Car Lève-bas ventre est le « compte rendu » rythmé d’une relation à la fois langagière et sexuelle entre Gertrude Stein et son amie, Alice Toklas. La force provocatrice n’a pas, aujourd’hui, perdu une ride. Pourquoi ? Simplement, du fait que la revendication érotique d’une femme telle que Gertrude Stein ne saurait être assimilée à la prétendue libération sexuelle de ce début de 21e siècle, « libération » qui dans les orifices parisiens se conjugue souvent avec la réalisation du désir marchand, désir devenu omnipotent en l’intérieur d’humains confondant consommation et liberté.
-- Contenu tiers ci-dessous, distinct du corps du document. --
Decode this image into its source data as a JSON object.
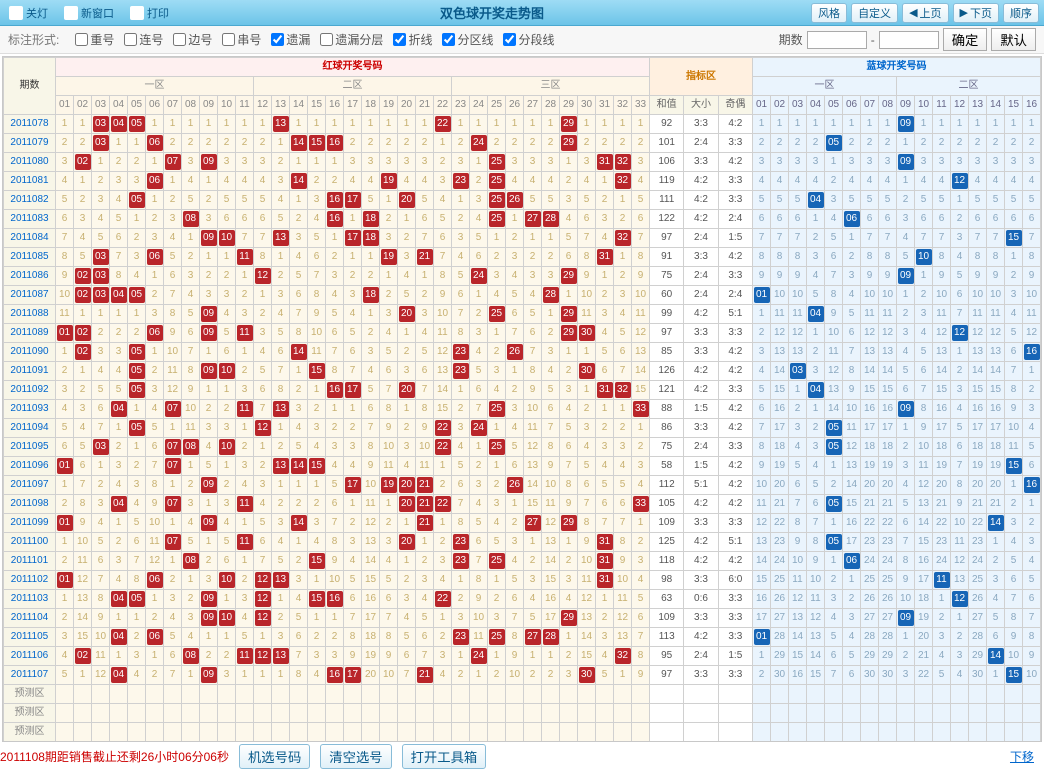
{
  "title": "双色球开奖走势图",
  "toolbar_left": [
    {
      "label": "关灯"
    },
    {
      "label": "新窗口"
    },
    {
      "label": "打印"
    }
  ],
  "toolbar_right": [
    {
      "label": "风格"
    },
    {
      "label": "自定义"
    },
    {
      "label": "上页"
    },
    {
      "label": "下页"
    },
    {
      "label": "顺序"
    }
  ],
  "options": {
    "label": "标注形式:",
    "items": [
      {
        "label": "重号",
        "checked": false
      },
      {
        "label": "连号",
        "checked": false
      },
      {
        "label": "边号",
        "checked": false
      },
      {
        "label": "串号",
        "checked": false
      },
      {
        "label": "遗漏",
        "checked": true
      },
      {
        "label": "遗漏分层",
        "checked": false
      },
      {
        "label": "折线",
        "checked": true
      },
      {
        "label": "分区线",
        "checked": true
      },
      {
        "label": "分段线",
        "checked": true
      }
    ],
    "period_label": "期数",
    "confirm": "确定",
    "default": "默认"
  },
  "headers": {
    "period": "期数",
    "red": "红球开奖号码",
    "blue": "蓝球开奖号码",
    "indicator": "指标区",
    "zones_red": [
      "一区",
      "二区",
      "三区"
    ],
    "zones_blue": [
      "一区",
      "二区"
    ],
    "ind_cols": [
      "和值",
      "大小",
      "奇偶"
    ],
    "predict": "预测区"
  },
  "colors": {
    "red_ball": "#b9252a",
    "blue_ball": "#1665b6",
    "red_zone_bg": "#fdf8eb",
    "blue_zone_bg": "#eaf4fd",
    "red_text": "#c7b070",
    "blue_text": "#8aa8c0",
    "toolbar_bg": "#7cc8e8"
  },
  "rows": [
    {
      "p": "2011078",
      "r": [
        3,
        5,
        13,
        22,
        29
      ],
      "b": 9,
      "ind": [
        "92",
        "3:3",
        "4:2"
      ],
      "r6": 4
    },
    {
      "p": "2011079",
      "r": [
        3,
        6,
        14,
        15,
        16,
        24,
        29
      ],
      "b": 5,
      "ind": [
        "101",
        "2:4",
        "3:3"
      ]
    },
    {
      "p": "2011080",
      "r": [
        2,
        7,
        9,
        25,
        31,
        32
      ],
      "b": 9,
      "ind": [
        "106",
        "3:3",
        "4:2"
      ]
    },
    {
      "p": "2011081",
      "r": [
        6,
        14,
        23,
        25,
        32
      ],
      "b": 12,
      "ind": [
        "119",
        "4:2",
        "3:3"
      ],
      "r6": 19
    },
    {
      "p": "2011082",
      "r": [
        5,
        16,
        17,
        20,
        25,
        26
      ],
      "b": 4,
      "ind": [
        "111",
        "4:2",
        "3:3"
      ]
    },
    {
      "p": "2011083",
      "r": [
        8,
        16,
        18,
        25,
        28
      ],
      "b": 6,
      "ind": [
        "122",
        "4:2",
        "2:4"
      ],
      "r6": 27
    },
    {
      "p": "2011084",
      "r": [
        9,
        10,
        13,
        17,
        18,
        32
      ],
      "b": 15,
      "ind": [
        "97",
        "2:4",
        "1:5"
      ]
    },
    {
      "p": "2011085",
      "r": [
        3,
        6,
        11,
        21,
        31
      ],
      "b": 10,
      "ind": [
        "91",
        "3:3",
        "4:2"
      ],
      "r6": 19
    },
    {
      "p": "2011086",
      "r": [
        2,
        3,
        12,
        24
      ],
      "b": 9,
      "ind": [
        "75",
        "2:4",
        "3:3"
      ],
      "r6": 29
    },
    {
      "p": "2011087",
      "r": [
        2,
        3,
        4,
        18,
        28
      ],
      "b": 1,
      "ind": [
        "60",
        "2:4",
        "2:4"
      ],
      "r6": 5
    },
    {
      "p": "2011088",
      "r": [
        9,
        20,
        29
      ],
      "b": 4,
      "ind": [
        "99",
        "4:2",
        "5:1"
      ],
      "r6": 25
    },
    {
      "p": "2011089",
      "r": [
        1,
        2,
        6,
        9,
        11,
        29,
        30
      ],
      "b": 12,
      "ind": [
        "97",
        "3:3",
        "3:3"
      ]
    },
    {
      "p": "2011090",
      "r": [
        2,
        5,
        14,
        23
      ],
      "b": 16,
      "ind": [
        "85",
        "3:3",
        "4:2"
      ],
      "r6": 26
    },
    {
      "p": "2011091",
      "r": [
        5,
        9,
        10,
        15,
        23,
        30
      ],
      "b": 3,
      "ind": [
        "126",
        "4:2",
        "4:2"
      ]
    },
    {
      "p": "2011092",
      "r": [
        5,
        16,
        17,
        31,
        32
      ],
      "b": 4,
      "ind": [
        "121",
        "4:2",
        "3:3"
      ],
      "r6": 20
    },
    {
      "p": "2011093",
      "r": [
        4,
        7,
        11,
        13,
        25,
        33
      ],
      "b": 9,
      "ind": [
        "88",
        "1:5",
        "4:2"
      ]
    },
    {
      "p": "2011094",
      "r": [
        5,
        12,
        24
      ],
      "b": 5,
      "ind": [
        "86",
        "3:3",
        "4:2"
      ],
      "r6": 22
    },
    {
      "p": "2011095",
      "r": [
        3,
        8,
        10,
        22,
        25
      ],
      "b": 5,
      "ind": [
        "75",
        "2:4",
        "3:3"
      ],
      "r6": 7
    },
    {
      "p": "2011096",
      "r": [
        1,
        7,
        13,
        14
      ],
      "b": 15,
      "ind": [
        "58",
        "1:5",
        "4:2"
      ],
      "r6": 15
    },
    {
      "p": "2011097",
      "r": [
        9,
        19,
        20,
        21,
        26
      ],
      "b": 16,
      "ind": [
        "112",
        "5:1",
        "4:2"
      ],
      "r6": 17
    },
    {
      "p": "2011098",
      "r": [
        4,
        7,
        11,
        20,
        21,
        22,
        33
      ],
      "b": 5,
      "ind": [
        "105",
        "4:2",
        "4:2"
      ]
    },
    {
      "p": "2011099",
      "r": [
        9,
        14,
        21,
        27,
        29
      ],
      "b": 14,
      "ind": [
        "109",
        "3:3",
        "3:3"
      ],
      "r6": 1
    },
    {
      "p": "2011100",
      "r": [
        7,
        11,
        23,
        31
      ],
      "b": 5,
      "ind": [
        "125",
        "4:2",
        "5:1"
      ],
      "r6": 20
    },
    {
      "p": "2011101",
      "r": [
        15,
        23,
        25,
        31
      ],
      "b": 6,
      "ind": [
        "118",
        "4:2",
        "4:2"
      ],
      "r6": 8
    },
    {
      "p": "2011102",
      "r": [
        1,
        6,
        10,
        12,
        31
      ],
      "b": 11,
      "ind": [
        "98",
        "3:3",
        "6:0"
      ],
      "r6": 13
    },
    {
      "p": "2011103",
      "r": [
        4,
        5,
        9,
        12,
        15,
        16,
        22
      ],
      "b": 12,
      "ind": [
        "63",
        "0:6",
        "3:3"
      ]
    },
    {
      "p": "2011104",
      "r": [
        9,
        10,
        29
      ],
      "b": 9,
      "ind": [
        "109",
        "3:3",
        "3:3"
      ],
      "r6": 12
    },
    {
      "p": "2011105",
      "r": [
        4,
        6,
        23,
        25,
        27,
        28
      ],
      "b": 1,
      "ind": [
        "113",
        "4:2",
        "3:3"
      ]
    },
    {
      "p": "2011106",
      "r": [
        2,
        8,
        11,
        12,
        13,
        24,
        32
      ],
      "b": 14,
      "ind": [
        "95",
        "2:4",
        "1:5"
      ]
    },
    {
      "p": "2011107",
      "r": [
        4,
        9,
        16,
        17,
        21
      ],
      "b": 15,
      "ind": [
        "97",
        "3:3",
        "3:3"
      ],
      "r6": 30
    }
  ],
  "bottom": {
    "countdown": "2011108期距销售截止还剩26小时06分06秒",
    "btns": [
      "机选号码",
      "清空选号",
      "打开工具箱"
    ],
    "link": "下移"
  }
}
Chacun son sex toy et le monde sera libre. Ainsi, ce qui pouvait être une provocation, une revendication de changement des paradigmes de la pensée, chez Gertrude Stein, devient pour notre contemporain une façon comme une autre de faire tinter les puces de nos blue cards. Et la dérive ne concerne pas seulement le milieu queer, mais l’ensemble de la société influencée par ce mouvement (entre d’autres). Pour saisir des bribes de cette évolution, on se reportera utilement aux travaux de Frédéric Martel (Le rose et le noir, 1996) et, plus récemment, Kevin Floyd (La réification du désir. Vers un marxisme queer, 2013). Nous sommes donc en une époque où ceux qui parfois se revendiquent de la liberté impulsée par des femmes artistes telles que Gertrude Stein collaborent sans même s’en apercevoir à cela même que Gertrude Stein combattait : l’oppression de genre. Il n’est que de s’intéresser de près aux structures contemporaines des milieux culturels et médiatiques parisiens pour s’en convaincre. On réclame des libertés au nom de la Liberté tout en créant des systèmes carcéraux de coercition dans le quotidien concret et mental. Cette maladie occidentale du début du 21e siècle méritera une étude. Détournés du réel, réifiés, les « défenseurs » des « libertés » se réclament d’icônes qu’ils détournent et réifient, processus psychologique assez normal de qui veut auto-légitimer ce qu’il est et ce qu’il fait (ou pense faire). Il y a de la schizophrénie en tout cela et l’on comprend alors sans peine la facilité avec laquelle l’industrie pharmaceutique (les marchands du sommeil psychologique) s’enrichit. Gageons que Stein en perdrait le sourire.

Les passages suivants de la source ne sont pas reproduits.